Recap some of the main concepts

  • Scalar variables: Strings and numbers
  • Arrays
  • Hashes
  • remember you can read more and see examples with perldoc -f METHODNAME (e.g. put length in for METHODNAME) You can also read the perl documentation and intro at perl.org/docs.html

Presenter Notes

Scalars and Strings

  • Scalar variables start with $
  • Scalar variables can hold a string or number.

    1 my $single = 'one';
    2 my $double = 2;
    3 my $triple = 33/11;
    
  • Strings can be manipulated with several functions: reverse, lc, uc, length index to find a substring, substr to retrieve a substring

  • you can print out a value with print or printf
  • @array = split($sep,$string) and $string = join($sep,@array) to convert string to array and array to a string

Presenter Notes

Arrays

  • Arrays are used to store multiple values, in an ordered list
  • You can access an item in an array with [] operator like $array[2] to get the value at position 2 in the array. This can be used to retrieve or set a value at that position.

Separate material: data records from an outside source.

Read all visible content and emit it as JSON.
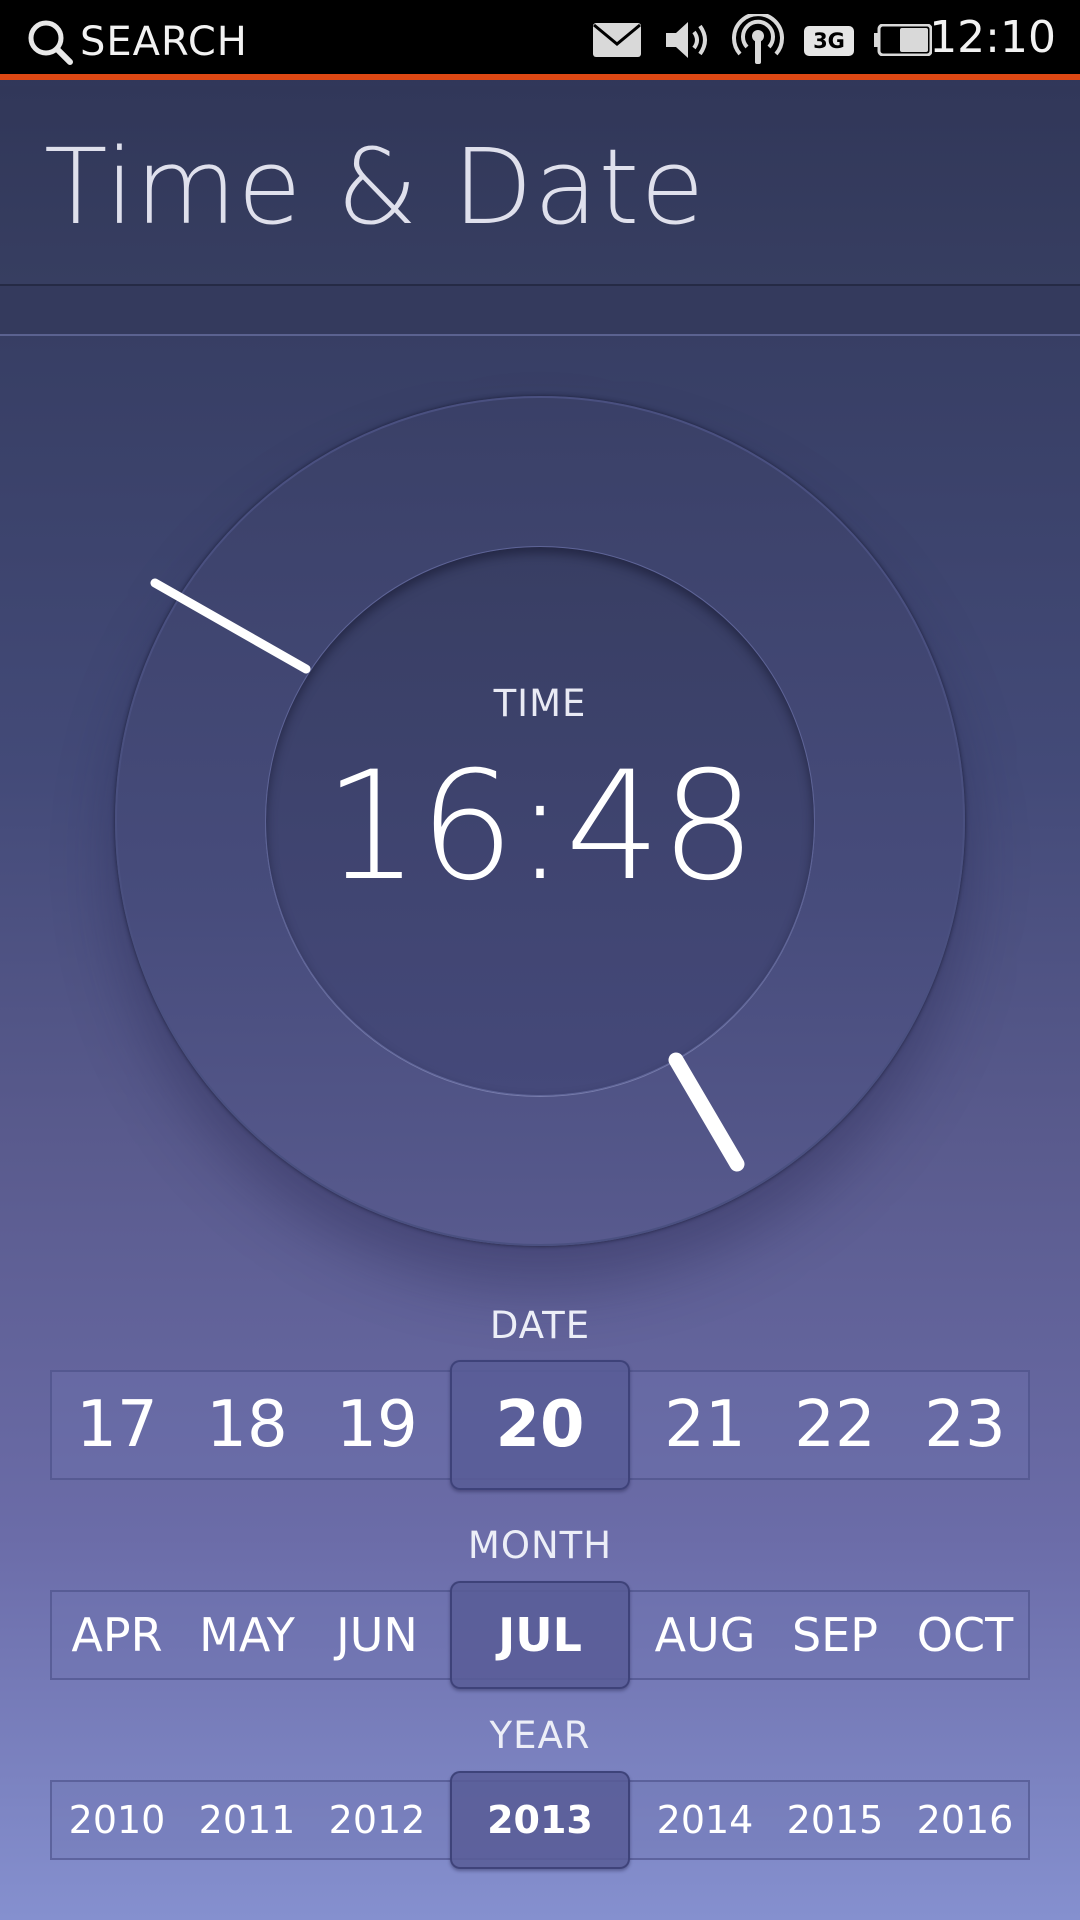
{
  "status_bar": {
    "search_label": "SEARCH",
    "network_badge": "3G",
    "clock": "12:10",
    "icons": [
      "search-icon",
      "envelope-icon",
      "speaker-icon",
      "broadcast-icon",
      "battery-icon"
    ],
    "accent_color": "#dd4814"
  },
  "header": {
    "title": "Time & Date"
  },
  "time": {
    "caption": "TIME",
    "value": "16:48"
  },
  "date": {
    "caption": "DATE",
    "days": [
      "17",
      "18",
      "19",
      "20",
      "21",
      "22",
      "23"
    ],
    "selected": "20"
  },
  "month": {
    "caption": "MONTH",
    "months": [
      "APR",
      "MAY",
      "JUN",
      "JUL",
      "AUG",
      "SEP",
      "OCT"
    ],
    "selected": "JUL"
  },
  "year": {
    "caption": "YEAR",
    "years": [
      "2010",
      "2011",
      "2012",
      "2013",
      "2014",
      "2015",
      "2016"
    ],
    "selected": "2013"
  }
}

For example

    1 my @array = (1,2,3);
    2 print "array is @array\n";
    3 $array[2] = 44;
    4 print "array is @array\n";
    5 print "The 3rd item in the array is $array[2]\n";
    
  • Arrays can be manipulated as well with push, pop, shift, unshift

  • The function sort will return a reordered array
  • The function map can be used to map all values in an array from one value to another

Presenter Notes

Array access

  • Initialize an array in several ways:

    1 my @array = (); #empty array
    2 my @array = (1,2,'seven'); # with values, comma separated
    3 my @array = qw(Kansas Indiana Texas); # quote words
    
  • Retrieve items from an array by assigning to variables

    1 my @array = qw(First Second Third);
    2 my ($one,$two,$three) = @array;
    3 print "$array[1] == $two\n";
    
  • Set items in an array by assigning to variables

    1 my @array = qw(First Second Third);
    2 $array[3] = 'Fourth';
    3 print "$array[3]\n";
    

Presenter Notes

Hashes

  • Also called associate arrays or dictionaries, lookup or store a Key and associate it with a value

  • Use the {} operators to access data in the hash

    1 my %favs;
    2 $favs{'color'} = 'orange';
    3 $favs{'car'}   = 'ford';
    4 $favs{'fruit'} = 'orange';
    5 
    6 print "I like to eat $favs{'fruit'} and drive my
    7 $favs{'color'} $favs{'car'}\n";
    
  • You can access the names of the keys with keys function.

Presenter Notes

Looping

  • for and foreach loops useful for iterating through set of numbers or an array

    1 my @shapes = qw(square triange circle);
    2 foreach my $shape ( @shapes ) {
    3    print "shape is $shapes\n";
    4 }
    5 for( my $i = 0; $i < scalar @shapes; $i++ ) {
    6      print "shape is $shapes[$i]\n";
    7 }
    
  • Can also loop through a hash of keys and values

     1 my %shapes = ('triangle' => 3,
     2           'square'   => 4,
     3           'pentagon' => 5,
     4           'hexagon'  => 6);
     5 # go through the keys, in random (undefined) order
     6 foreach my $shape ( keys %shapes ) {
     7    print "a $shape has $shapes{$shape} sides\n";
     8 }
     9 # sort by number of sides
    10 foreach my $shape ( sort { $shapes{$a} <=> $shapes{$b} } keys %shapes ) {
    11    print "a $shape has $shapes{$shape} sides\n";
    12 }
    

Presenter Notes

Other useful functions

  • rand - returns a random number greater than or equal to 0 and less than value provided to rand (or 1 if no value is provided). my $num = rand(5)
  • int - return only the integer part of a number
  • scalar treat something like a scalar - when there is ambiguous context this can be helpful
  • localtime - return an array of current time in 9 elements (seconds to year), or my $date = localtime will return it as text string
  • ord to convert a symbol (charcter) into ASCII code and chr to convert ASCII code number into a symbol (character)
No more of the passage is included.